OK. I get it. Verizon is going to have a hard row to hoe to find customers willing to pay almost $200 a month for business-class broadband. The reasons Verizon gives for people to want to the deal that "consumers can download a two-hour, standard-definition movie (1.5 gigabytes) in less than 80 seconds, and a two-hour HD movie (5 GB) in less than four and a half minutes," and, "Downloading 20 high-resolution photographs (100 megabytes) would take less than five and a half seconds using the 150/35 Mbps service. With the 35 Mbps upstream speed, consumers can upload those same 20 high-resolution photos in less than 23 seconds," aren't that compelling. Well, not at that price-point anyway.

I see compelling reasons coming though. For example, Internet video is the future of television. Indeed, Netflix is already moving from DVDs to streaming. As we move from lossy encoded 720p HDTV to 1080p and 3D TV that 150Mbps won't be looking so much like overkill as it does now.

In addition, video games like World of Warcraft are already available in 1080p. Others will soon join them. I can also foresee shopping shopping Web sites with 3D animations and HDTV.

We're also already seeing more and more end-user programs migrating to the Web. Software-as-a-Service (SaaS) used to be a business only proposition. Today, many of us, including yours truly, use Google Docs on a regular basis. Google's Chrome operating system will have a minimum Linux desktop footprint, but will rely on Google applications for almost everything else.
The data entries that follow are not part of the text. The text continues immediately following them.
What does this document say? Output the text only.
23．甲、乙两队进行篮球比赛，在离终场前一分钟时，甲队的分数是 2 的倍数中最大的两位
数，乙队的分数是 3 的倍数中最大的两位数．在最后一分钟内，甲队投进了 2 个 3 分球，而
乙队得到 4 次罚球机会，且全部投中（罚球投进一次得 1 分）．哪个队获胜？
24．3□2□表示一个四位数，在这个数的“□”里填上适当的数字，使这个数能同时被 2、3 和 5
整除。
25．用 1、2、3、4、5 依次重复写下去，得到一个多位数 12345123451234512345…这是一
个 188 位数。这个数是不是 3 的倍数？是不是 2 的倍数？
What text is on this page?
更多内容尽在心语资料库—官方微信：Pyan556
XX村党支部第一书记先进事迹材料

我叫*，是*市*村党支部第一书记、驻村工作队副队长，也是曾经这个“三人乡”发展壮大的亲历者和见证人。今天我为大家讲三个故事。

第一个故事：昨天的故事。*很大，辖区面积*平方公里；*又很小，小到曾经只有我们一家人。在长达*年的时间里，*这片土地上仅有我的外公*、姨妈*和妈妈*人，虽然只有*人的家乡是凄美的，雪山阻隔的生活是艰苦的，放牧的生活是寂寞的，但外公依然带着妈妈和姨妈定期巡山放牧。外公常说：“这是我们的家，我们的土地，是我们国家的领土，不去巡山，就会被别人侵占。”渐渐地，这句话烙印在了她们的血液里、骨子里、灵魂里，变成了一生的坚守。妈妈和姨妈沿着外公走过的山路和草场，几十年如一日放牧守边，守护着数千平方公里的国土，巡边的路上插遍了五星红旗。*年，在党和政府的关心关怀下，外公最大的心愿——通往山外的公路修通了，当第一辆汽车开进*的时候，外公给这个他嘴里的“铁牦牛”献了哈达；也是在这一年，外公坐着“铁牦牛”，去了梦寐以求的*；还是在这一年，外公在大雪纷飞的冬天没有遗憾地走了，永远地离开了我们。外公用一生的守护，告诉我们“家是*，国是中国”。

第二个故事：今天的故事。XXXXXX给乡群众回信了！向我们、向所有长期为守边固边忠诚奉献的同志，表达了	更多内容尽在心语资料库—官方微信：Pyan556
It's not just Google driving this though. Microsoft is also diving into the SaaS end of the pool. While Microsoft wants to sell you Microsoft Office, they won't object too much if you subscribe to their lightweight Office applications on Office 365. There's also talk going around that Windows 8 may be a desktop-as-a-service.

All these entertainment, shopping and office programs are going to need a lot of bandwidth. Besides, there will be other applications we haven't even dreamed up yet that will take every bit of Internet connectivity we can get and more besides.

I know you may not see this happening yet, but I assure you it will. The rumor goes that Bill Gates once said, "640K ought to be enough for anybody" and that Thomas Watson, founder of IBM once remarked that "I think there is a world market for maybe five computers." Just as we somehow found need for much more memory and a lot more computers. we will find uses for all that bandwidth. Perhaps HD cosplay World of Warcraft gaming? And, after we have dreamed up these applications, we'll wonder how we ever lived without them.

That is, for those of us who will get access to that kind of bandwidth at any price. In 2010, I still have one friend who's stuck with a 56 Kilobit per second (Kbps) modem access. While my updated saying goes "You can never be too rich, too thin, or have too much bandwidth," it's also true that while some of us will have access to 100Mbps to 1Gpbs bandwidth, many others won't. We still need to address this issue or we'll be a nation, a world, of digital haves and digital have-nots.